Step Six: Earn the New Number
A price increase puts you on the hook. If you charge more, the work has to feel like more — not necessarily in flash and detail, but in the entire experience.
That means:
- Faster, clearer communication when a customer calls or texts.
- Cleaner pickup presentation. A finished mount on a clean stand with a thank-you note costs you almost nothing and lands like a hundred-dollar upgrade.
- Honest turnaround estimates, and meeting them.
- A shop and a website that look like they belong to someone charging professional rates.
If everything around the work tightens up, the new price will feel earned.

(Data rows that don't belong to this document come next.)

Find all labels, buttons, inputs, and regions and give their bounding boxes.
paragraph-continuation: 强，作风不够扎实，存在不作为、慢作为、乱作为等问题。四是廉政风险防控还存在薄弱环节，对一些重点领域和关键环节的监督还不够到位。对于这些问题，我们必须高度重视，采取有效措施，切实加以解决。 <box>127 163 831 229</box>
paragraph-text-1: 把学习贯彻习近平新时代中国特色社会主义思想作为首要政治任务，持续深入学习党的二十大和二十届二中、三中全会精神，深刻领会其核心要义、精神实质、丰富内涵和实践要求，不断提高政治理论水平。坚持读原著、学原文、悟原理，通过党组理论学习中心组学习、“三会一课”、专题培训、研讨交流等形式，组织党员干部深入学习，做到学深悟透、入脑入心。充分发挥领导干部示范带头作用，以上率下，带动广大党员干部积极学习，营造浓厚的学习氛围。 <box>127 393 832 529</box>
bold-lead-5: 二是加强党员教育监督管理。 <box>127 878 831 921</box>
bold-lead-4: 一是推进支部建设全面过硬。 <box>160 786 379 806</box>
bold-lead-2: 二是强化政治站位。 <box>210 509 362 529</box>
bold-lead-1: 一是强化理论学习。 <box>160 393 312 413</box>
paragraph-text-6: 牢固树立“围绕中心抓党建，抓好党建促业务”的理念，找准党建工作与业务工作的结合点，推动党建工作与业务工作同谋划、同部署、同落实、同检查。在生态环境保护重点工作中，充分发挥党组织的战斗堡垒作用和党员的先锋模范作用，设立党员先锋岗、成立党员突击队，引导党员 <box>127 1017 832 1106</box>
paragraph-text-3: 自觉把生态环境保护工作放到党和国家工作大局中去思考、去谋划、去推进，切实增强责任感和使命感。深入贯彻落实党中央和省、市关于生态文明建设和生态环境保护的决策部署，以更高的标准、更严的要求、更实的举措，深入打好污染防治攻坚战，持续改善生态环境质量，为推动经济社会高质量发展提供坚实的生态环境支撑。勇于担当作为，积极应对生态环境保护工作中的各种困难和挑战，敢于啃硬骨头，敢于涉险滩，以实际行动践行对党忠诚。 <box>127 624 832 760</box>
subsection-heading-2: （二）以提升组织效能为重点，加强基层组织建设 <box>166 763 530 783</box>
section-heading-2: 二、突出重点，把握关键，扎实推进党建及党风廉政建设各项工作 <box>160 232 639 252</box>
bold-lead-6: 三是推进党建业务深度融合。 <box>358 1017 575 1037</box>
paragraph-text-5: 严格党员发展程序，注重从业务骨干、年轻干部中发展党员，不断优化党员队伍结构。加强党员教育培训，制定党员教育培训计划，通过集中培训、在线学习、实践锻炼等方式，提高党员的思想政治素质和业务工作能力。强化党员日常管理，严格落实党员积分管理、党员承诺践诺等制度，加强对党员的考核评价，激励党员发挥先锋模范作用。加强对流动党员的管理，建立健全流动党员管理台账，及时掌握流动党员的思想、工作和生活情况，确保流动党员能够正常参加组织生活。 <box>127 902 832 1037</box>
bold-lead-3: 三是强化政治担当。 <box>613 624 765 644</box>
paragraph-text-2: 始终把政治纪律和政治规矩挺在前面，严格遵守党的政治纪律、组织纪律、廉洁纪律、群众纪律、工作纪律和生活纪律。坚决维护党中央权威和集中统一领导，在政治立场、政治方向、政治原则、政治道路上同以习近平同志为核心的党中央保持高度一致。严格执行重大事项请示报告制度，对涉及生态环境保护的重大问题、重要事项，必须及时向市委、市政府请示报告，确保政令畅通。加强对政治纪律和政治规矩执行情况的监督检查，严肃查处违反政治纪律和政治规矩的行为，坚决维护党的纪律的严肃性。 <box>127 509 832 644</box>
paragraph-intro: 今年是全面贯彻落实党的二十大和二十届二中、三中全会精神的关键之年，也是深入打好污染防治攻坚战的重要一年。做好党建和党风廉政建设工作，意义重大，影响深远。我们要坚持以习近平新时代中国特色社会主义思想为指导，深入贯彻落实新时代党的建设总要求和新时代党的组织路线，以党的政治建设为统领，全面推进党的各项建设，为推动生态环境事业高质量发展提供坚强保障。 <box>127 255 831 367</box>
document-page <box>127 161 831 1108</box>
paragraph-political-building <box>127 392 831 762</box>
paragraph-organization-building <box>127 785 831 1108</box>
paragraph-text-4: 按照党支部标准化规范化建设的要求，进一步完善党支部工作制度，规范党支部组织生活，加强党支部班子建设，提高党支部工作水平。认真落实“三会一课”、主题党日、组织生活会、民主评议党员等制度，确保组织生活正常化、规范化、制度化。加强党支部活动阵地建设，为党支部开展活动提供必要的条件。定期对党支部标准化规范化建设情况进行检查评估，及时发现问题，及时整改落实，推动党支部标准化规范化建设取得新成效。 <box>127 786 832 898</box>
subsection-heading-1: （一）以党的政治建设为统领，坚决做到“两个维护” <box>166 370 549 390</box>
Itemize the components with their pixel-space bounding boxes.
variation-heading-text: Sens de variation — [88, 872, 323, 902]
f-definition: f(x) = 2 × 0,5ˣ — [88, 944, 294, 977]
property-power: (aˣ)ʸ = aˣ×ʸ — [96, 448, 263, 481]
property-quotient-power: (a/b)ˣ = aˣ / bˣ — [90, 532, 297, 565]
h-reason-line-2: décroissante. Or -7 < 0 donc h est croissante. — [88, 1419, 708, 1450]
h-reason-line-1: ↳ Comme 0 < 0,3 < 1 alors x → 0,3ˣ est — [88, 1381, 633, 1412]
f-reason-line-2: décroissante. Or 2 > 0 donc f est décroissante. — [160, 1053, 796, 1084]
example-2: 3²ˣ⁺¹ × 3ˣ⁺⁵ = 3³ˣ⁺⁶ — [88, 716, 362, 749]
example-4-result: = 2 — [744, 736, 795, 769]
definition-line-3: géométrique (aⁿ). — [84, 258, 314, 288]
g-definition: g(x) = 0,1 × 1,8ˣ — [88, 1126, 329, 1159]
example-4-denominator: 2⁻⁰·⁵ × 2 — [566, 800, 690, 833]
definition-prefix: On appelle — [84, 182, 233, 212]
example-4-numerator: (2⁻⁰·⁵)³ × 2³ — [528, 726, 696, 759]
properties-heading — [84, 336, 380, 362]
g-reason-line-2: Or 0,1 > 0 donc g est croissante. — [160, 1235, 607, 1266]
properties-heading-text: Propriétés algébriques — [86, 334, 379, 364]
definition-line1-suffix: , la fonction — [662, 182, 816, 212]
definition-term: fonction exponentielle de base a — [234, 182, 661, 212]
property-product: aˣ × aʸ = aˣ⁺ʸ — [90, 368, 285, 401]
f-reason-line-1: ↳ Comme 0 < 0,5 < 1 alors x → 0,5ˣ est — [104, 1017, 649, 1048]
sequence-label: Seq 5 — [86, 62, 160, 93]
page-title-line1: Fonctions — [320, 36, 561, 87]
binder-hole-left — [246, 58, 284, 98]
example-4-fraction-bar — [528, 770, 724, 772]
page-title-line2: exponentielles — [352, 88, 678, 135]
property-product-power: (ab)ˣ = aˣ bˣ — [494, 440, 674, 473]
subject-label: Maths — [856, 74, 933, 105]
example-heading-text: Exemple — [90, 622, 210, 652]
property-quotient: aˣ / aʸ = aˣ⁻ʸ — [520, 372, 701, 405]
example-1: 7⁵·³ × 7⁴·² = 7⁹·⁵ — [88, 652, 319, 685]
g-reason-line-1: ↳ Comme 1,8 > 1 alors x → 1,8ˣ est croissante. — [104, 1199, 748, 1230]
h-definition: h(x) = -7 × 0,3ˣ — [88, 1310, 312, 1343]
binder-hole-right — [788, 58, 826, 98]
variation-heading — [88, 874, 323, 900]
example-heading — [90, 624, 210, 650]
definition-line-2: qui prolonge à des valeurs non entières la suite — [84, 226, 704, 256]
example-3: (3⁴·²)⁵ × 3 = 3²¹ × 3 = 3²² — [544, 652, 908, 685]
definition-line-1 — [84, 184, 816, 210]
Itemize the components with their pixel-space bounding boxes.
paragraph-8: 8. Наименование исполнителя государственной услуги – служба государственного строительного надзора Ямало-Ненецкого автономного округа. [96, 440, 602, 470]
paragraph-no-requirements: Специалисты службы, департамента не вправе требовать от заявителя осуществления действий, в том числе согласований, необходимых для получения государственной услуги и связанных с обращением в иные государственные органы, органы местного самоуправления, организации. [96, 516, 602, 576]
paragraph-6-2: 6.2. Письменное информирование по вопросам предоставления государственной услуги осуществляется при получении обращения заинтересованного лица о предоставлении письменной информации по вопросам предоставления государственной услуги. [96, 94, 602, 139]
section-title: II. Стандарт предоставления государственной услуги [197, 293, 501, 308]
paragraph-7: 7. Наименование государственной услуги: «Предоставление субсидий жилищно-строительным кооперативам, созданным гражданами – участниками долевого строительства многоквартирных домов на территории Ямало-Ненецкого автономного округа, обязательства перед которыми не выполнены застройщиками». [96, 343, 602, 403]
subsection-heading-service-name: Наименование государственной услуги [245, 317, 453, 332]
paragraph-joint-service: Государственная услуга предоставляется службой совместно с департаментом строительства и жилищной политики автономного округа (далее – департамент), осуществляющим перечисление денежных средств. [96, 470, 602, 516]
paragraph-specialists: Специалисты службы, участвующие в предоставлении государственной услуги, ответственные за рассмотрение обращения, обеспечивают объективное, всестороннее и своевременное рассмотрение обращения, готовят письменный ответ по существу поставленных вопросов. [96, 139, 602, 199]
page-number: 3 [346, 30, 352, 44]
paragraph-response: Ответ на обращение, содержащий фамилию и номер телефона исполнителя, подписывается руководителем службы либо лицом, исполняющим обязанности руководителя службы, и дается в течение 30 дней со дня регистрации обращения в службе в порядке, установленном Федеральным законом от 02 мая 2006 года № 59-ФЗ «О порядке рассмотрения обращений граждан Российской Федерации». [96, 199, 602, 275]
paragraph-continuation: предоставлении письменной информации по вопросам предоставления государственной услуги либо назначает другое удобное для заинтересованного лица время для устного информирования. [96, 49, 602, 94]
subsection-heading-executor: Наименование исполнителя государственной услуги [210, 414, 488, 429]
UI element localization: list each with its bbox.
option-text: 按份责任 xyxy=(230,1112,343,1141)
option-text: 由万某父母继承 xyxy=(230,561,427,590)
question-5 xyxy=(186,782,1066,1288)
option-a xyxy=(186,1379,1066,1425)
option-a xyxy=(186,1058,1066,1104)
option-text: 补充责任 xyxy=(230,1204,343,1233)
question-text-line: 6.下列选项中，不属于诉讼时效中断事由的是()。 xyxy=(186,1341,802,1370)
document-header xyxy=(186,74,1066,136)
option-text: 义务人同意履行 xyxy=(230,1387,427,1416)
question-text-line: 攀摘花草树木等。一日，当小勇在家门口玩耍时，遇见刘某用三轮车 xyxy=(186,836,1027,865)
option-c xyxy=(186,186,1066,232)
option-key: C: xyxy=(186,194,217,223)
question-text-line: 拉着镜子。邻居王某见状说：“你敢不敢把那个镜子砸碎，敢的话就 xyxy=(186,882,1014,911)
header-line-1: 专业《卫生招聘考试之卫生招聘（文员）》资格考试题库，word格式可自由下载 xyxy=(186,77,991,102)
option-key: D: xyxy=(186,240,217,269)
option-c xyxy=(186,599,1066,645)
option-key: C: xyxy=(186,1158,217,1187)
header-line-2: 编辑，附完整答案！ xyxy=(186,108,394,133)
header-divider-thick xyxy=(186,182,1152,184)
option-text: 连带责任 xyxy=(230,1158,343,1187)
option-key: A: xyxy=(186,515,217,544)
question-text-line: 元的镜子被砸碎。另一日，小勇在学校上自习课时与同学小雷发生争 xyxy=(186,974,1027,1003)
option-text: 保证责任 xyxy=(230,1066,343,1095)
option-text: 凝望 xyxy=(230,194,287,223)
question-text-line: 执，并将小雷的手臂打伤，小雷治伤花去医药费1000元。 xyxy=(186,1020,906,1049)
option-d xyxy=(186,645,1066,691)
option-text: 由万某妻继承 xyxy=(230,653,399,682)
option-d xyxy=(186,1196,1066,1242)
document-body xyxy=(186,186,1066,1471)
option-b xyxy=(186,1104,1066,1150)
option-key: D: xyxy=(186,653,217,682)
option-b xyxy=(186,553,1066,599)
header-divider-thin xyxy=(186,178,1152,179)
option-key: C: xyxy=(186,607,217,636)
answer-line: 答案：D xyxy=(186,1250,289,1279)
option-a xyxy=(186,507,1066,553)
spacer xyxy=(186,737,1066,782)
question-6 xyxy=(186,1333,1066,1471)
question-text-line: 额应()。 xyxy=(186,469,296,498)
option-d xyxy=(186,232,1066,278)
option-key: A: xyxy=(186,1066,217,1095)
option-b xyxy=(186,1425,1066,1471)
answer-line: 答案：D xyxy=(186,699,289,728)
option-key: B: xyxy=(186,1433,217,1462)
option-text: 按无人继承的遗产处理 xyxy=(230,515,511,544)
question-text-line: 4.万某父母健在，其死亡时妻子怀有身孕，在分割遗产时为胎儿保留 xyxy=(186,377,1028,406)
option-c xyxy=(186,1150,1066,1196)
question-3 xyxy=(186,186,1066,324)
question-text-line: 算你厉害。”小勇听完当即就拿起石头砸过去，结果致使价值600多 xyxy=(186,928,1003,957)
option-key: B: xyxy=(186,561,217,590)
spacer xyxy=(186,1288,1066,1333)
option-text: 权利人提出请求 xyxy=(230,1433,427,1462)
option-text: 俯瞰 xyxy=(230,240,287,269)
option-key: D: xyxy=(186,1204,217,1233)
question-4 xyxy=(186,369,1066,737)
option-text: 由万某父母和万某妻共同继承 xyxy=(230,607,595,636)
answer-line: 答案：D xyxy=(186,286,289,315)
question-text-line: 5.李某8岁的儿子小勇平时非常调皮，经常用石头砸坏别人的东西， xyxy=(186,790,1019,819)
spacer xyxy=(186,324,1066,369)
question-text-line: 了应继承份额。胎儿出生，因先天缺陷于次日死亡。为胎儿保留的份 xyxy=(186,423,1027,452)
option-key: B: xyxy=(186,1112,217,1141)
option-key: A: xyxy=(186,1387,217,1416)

If nothing changes except the invoice, customers will notice that too.
What Actually Happens When You Do This Right
The shops I’ve watched go through this the right way — clear communication, summer announcement, fall enforcement, meaningful number — almost always report the same three things:
- They lose a small handful of customers, almost all of them ones they were glad to see go.
- Their gross revenue goes up immediately, even with slightly fewer mounts on the books.
- Their stress level drops, because the math finally works.
That third one is the part nobody talks about. Running a taxidermy shop at a price that doesn’t actually cover your time is a slow grind that burns people out of the trade every year. Charging properly isn’t greedy. It’s how you keep doing this work for another twenty years.
“Charging properly isn’t greedy. It’s how you keep doing this work for another twenty years.”
The Bottom Line
Raising prices isn’t a customer-relations problem. It’s a self-respect problem dressed up like one. Know your numbers, pick the right season, tell people clearly, raise the number enough to matter, and let the customers who shouldn’t be in your shop quietly find the door.
The ones who stay are the ones you actually wanted to be working for in the first place.